Retirement Plan Services

Millennials Redefining Retirement

May 14, 2024

Colleagues have friendly conversation during informal meeting, exchange experiences and ideas. Two millennial men and women talk and discuss project while sitting on chairs in bright office.

According to a recent survey by retirement finance company IRALogix Inc., Millennials are changing the way people think about retirement. According to over 50% of Millennials surveyed, obtaining “financial independence” is a more significant indicator of retirement than simply turning 65.

While some Millennials hope to retire at age 65, many see retirement as a stage of greater freedom in their lives rather than a total absence from the workforce.

Based on a study conducted in February, targeting millennials of various household incomes between the ages of 28 and 43, when it comes to retirement plans, 22% of Millennials want to work longer because they “enjoy” their jobs or don’t have enough money saved for retirement, while 47% want to retire as soon as they can afford it. The results show that Millennials have a moderate level of confidence, about 47%, in their ability to save enough money for retirement. However, 29% say they are not confident in their ability to save enough money. More than half of Millennials hold themselves accountable for making sure they have enough money saved for retirement; however, 25% place this on their employers, and 20% think the government should pay for their retirement.

Nearly a quarter of those who think their employers should be responsible for retirement savings want a standard defined benefit plan, in which the company assumes all financial risk and agrees to pay a specified monthly amount upon retirement, with investments handled by experts.

Another recent study done by personal finance company Credit Karma also addresses “money dysmorphia,” a term describing what happens when people, regardless of the circumstances, feel insecure about their financial condition; it’s been used to describe the distorted financial perception that is common among Gen Z and Millennials. Credit Karma reports that 43% of Millennials and Gen Z encounter this issue. It was found that 59% of respondents said they felt financially stable, despite the fact that many admitted to feeling behind.
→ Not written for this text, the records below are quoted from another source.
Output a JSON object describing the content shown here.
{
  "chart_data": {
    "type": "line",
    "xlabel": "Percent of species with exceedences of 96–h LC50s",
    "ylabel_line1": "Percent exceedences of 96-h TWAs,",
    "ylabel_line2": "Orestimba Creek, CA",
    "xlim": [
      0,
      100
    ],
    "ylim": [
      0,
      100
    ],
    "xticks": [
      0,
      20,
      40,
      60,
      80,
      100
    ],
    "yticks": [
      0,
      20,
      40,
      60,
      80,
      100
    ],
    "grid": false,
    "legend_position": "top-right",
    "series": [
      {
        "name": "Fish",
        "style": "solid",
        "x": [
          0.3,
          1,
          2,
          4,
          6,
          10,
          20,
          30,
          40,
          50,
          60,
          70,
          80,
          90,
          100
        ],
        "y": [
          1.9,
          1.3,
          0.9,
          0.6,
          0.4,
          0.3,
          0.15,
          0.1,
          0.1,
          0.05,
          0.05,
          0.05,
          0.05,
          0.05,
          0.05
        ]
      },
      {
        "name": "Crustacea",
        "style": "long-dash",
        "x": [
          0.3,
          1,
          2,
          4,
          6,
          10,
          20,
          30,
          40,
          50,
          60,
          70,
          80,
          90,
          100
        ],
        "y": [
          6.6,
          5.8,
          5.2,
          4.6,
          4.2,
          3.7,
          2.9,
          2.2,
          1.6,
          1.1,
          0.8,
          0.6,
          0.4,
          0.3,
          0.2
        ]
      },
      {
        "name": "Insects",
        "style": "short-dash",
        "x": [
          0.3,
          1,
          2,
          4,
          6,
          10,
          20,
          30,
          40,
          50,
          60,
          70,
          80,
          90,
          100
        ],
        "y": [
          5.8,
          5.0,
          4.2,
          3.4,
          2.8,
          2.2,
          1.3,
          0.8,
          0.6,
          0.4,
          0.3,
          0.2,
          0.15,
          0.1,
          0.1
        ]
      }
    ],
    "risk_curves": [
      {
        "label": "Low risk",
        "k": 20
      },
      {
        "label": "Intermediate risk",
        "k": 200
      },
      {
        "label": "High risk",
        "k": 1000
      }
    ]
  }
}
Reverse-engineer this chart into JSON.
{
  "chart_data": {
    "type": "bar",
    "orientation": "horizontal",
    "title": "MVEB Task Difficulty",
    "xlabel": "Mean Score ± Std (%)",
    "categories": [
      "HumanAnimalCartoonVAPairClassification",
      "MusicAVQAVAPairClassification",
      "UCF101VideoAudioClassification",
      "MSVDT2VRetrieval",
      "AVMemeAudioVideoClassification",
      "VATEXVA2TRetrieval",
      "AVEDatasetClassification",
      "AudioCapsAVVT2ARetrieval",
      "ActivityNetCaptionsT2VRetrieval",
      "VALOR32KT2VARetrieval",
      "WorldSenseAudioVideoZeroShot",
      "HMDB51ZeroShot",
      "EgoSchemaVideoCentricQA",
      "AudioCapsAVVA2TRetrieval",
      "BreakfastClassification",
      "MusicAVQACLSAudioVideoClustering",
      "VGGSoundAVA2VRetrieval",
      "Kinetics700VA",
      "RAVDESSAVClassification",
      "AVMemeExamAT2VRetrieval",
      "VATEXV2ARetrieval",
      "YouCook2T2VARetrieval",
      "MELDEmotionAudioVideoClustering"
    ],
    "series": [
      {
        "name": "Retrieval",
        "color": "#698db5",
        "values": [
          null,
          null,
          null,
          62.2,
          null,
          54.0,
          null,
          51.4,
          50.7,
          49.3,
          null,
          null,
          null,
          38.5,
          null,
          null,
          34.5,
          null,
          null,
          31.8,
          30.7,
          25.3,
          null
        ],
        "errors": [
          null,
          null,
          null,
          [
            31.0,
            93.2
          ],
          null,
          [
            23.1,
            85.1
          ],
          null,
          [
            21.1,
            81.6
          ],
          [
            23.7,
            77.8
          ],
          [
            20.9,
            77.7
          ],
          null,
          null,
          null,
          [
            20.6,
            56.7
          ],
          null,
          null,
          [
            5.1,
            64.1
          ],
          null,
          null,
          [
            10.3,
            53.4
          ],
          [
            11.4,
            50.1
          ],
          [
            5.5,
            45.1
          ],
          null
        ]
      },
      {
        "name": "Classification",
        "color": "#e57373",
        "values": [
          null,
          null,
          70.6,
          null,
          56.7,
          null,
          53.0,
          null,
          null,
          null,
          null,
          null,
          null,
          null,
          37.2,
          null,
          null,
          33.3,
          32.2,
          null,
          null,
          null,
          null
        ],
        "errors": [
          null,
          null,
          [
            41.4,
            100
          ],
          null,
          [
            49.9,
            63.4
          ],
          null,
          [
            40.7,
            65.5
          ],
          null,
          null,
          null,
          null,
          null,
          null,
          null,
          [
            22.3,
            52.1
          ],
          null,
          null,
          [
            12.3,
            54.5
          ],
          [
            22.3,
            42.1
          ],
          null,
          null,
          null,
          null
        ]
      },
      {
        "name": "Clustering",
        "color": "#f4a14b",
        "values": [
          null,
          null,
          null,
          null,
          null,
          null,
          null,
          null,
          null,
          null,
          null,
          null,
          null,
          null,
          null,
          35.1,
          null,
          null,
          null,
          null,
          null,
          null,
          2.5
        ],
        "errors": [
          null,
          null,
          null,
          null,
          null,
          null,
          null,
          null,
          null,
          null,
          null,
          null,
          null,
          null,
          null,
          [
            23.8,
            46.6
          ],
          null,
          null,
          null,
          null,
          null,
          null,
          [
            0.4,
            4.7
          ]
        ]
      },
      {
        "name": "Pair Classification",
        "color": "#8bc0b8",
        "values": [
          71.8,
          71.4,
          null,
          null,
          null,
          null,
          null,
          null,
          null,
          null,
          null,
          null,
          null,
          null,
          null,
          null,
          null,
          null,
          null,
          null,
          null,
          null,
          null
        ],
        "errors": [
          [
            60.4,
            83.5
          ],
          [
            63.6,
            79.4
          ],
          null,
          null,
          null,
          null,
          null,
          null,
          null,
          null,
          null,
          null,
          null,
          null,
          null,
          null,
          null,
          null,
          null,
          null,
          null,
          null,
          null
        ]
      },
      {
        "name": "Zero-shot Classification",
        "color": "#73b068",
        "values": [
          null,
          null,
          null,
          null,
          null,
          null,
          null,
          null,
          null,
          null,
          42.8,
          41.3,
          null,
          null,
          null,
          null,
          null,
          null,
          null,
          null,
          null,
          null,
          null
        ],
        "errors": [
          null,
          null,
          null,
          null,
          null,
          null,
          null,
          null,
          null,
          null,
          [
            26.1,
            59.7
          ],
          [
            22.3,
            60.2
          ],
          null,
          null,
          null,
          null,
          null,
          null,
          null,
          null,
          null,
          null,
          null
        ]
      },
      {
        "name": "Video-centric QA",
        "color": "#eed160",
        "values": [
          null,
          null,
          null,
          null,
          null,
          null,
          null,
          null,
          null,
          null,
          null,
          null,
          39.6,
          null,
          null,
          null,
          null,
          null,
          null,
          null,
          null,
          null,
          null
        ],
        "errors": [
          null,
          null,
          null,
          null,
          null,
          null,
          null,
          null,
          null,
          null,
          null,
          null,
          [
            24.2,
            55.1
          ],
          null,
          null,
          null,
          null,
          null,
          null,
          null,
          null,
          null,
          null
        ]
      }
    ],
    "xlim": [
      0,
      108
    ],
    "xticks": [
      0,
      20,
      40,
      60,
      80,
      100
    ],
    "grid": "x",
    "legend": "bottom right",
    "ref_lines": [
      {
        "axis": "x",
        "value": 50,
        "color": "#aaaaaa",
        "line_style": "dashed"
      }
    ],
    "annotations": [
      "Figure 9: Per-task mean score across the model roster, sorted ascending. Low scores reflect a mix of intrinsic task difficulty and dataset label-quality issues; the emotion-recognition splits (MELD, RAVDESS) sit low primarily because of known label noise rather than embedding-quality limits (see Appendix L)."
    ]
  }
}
This shows how people’s perceptions of their financial stability are often different from their actual circumstances.

Money dysmorphia has a detrimental effect on financial decisions; 40% of those who experience it have difficulties saving money or avoiding overspending and debt buildup.

In contrast to these financial challenges, Millennials manage their debt well. Most have reasonable debt levels; of those with debt, 55% have debts ranging from $0 to $20,000 (not including mortgages).

When it comes to financial priorities, 62% of Millennials try to strike a balance between long-term goals like retirement savings and short-term ones like buying a house. Additionally, 61% of workers consistently make contributions to employer-sponsored retirement plans, like SEP IRAs, SIMPLE IRAs, 403(b)s, and 401(k)s.